The Embramen made a dramatic 10 changes to the starting XV for the rematch at BT Murrayfield and squeaked a two try, three point victory as a result.  Despite having won three to two by Irish in the pool, they are level on points due to the Gunners' failure to pick up any bonus points so far.  They have a tough away fixture in the next round against Grenoble and will need a bonus point win over visiting Agen in the finale at home if they are to stand a chance of qualifying.  While top six in the Pro 12 is this season's key objective, another run in Europe would be quite nice.  It's still all to play for, but one feels that the capital club have missed the opportunity to take a grip of this pool. 

The Gunners still do not look like a side that is going to notch many try bonuses.  The piano shifters up front pack plenty of punch - Hardie set up Tom 'Schooldays' Brown for his first half touchdown and then won the match with a second half try of his own.  But the piano players in the backs are not producing many tunes.  That should not matter against the weakest sides.  But when they come across a side like Ulster a few weeks ago, whose pack held their own and were markedly superior in the backs, Edinburgh have no answer.

That said, this was a match that could easily have been lost; indeed, Irish probably should have won late on.  That it wasn't was testament to Edinburgh's grit and determination to prevail in a farly thrill-free contest.

The visitors were on the board early, an unconverted try from hooker Ellis after slipped tackles in the home defence seeing them up 5-0 on eight minutes.  Shortly afterwards, Hardie broke off a maul and fed Brown to put the winger over for the try, well converted by SHC on 17 minutes.  A penalty from the mercurial half back two minutes later saw the Embramen a handy 10-5 up at the end of the first quarter.

After Ellis was held up rumbling over the line, an exchange of penalties between Geraghty and SHC saw the score at the break 13-8 Embra in an error-strewn encounter.

The visitors started to exert consistent pressure following the resumption and it was little surprise when Smallbone scored on the hour, Geraghty's conversion giving them a 15-13 lead.  But credit to the Embramen, who fought their way back into a winning position.  Firstly, SHC missed a penalty, then Hoyland came close after SHC and Brown had combined well, before they rumbled a maul goalwards for Hardie to cross for the try that regained the lead with eight minutes left on the clock.
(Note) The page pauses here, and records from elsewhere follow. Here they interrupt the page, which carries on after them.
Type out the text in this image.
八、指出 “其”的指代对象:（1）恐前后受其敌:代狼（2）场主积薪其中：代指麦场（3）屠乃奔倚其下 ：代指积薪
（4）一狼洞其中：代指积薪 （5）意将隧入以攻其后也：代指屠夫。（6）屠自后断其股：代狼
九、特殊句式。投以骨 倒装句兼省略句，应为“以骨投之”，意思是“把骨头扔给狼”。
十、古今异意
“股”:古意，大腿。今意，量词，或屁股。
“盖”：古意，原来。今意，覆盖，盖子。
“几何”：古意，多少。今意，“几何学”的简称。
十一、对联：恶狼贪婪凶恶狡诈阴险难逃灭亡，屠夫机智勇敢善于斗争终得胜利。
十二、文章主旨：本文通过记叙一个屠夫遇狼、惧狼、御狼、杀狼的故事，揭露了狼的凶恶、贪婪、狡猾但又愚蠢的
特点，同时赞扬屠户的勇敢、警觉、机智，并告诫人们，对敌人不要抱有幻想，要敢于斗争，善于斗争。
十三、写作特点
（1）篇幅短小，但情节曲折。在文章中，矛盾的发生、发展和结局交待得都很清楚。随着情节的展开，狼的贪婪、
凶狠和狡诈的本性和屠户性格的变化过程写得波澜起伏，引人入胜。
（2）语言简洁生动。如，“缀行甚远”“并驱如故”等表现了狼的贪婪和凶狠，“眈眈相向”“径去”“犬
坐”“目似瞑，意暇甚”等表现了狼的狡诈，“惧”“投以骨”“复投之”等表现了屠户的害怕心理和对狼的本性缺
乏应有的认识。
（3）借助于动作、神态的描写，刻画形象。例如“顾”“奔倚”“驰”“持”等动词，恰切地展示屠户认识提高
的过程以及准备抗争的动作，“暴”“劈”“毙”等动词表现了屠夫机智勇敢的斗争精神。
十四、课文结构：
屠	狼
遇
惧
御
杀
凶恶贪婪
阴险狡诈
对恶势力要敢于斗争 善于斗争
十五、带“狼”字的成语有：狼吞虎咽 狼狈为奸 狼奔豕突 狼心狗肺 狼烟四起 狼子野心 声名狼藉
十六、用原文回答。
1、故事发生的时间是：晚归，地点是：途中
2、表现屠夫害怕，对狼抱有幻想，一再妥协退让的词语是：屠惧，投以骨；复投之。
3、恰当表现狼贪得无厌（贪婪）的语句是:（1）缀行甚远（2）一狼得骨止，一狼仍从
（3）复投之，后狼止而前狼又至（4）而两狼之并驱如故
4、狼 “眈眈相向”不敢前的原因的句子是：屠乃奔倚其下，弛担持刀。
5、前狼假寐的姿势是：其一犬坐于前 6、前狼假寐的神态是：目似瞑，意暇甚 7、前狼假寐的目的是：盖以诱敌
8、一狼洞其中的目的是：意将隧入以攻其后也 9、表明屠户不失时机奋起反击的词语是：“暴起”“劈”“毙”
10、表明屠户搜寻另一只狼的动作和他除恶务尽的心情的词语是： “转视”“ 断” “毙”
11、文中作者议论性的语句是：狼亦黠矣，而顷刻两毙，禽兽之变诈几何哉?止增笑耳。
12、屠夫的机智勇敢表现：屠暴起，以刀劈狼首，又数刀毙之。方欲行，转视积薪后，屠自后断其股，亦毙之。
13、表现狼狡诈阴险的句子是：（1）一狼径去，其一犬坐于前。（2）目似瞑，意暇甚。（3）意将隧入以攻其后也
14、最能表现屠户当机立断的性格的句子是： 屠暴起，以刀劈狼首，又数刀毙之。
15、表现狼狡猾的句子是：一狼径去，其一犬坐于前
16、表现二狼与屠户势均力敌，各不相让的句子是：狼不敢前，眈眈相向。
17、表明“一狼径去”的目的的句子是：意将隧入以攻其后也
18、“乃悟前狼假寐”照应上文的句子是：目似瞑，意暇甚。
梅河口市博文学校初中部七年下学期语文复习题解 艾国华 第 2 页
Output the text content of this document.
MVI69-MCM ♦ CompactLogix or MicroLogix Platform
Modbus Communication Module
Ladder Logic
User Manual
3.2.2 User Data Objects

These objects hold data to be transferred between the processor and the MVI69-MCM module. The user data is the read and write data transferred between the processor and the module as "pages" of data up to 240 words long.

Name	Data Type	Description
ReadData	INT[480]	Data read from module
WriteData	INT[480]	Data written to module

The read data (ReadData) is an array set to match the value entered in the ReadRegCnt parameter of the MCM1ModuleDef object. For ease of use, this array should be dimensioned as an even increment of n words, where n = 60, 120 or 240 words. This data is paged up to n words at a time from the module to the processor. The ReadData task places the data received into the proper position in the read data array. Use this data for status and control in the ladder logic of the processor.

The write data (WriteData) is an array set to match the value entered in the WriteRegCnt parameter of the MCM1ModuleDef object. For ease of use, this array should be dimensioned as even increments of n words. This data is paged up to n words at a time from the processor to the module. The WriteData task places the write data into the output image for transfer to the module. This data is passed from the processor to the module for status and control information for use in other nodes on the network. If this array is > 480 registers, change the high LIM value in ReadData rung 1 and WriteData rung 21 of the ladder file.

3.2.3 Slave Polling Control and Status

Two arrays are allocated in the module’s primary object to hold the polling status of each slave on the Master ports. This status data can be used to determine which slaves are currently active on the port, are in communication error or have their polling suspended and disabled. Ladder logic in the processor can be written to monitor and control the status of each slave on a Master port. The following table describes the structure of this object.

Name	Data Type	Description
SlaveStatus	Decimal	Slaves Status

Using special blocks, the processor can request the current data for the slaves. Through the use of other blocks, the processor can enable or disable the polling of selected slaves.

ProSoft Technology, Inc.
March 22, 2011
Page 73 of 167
And while the Reading-based outfit came close, a crucial turnover allowed the Gunners to run the clock down, SHC booting the ball into touch in injury time to secure the win.

Next week, we are into the festive 1872 double header, kicking off at BT Murrayfield on Sunday 27th.  As last year, it will be an intriguing battle of Embra brawn against Glaswegian guile.  If Glasgow can hold out up front, they will surely prevail comfortably.  But if their forwards are blown away, the Gunners should win in a slugfest.  While most neutrals would prefer the former, Edinburgh need to win at least once to maintain their top six hopes.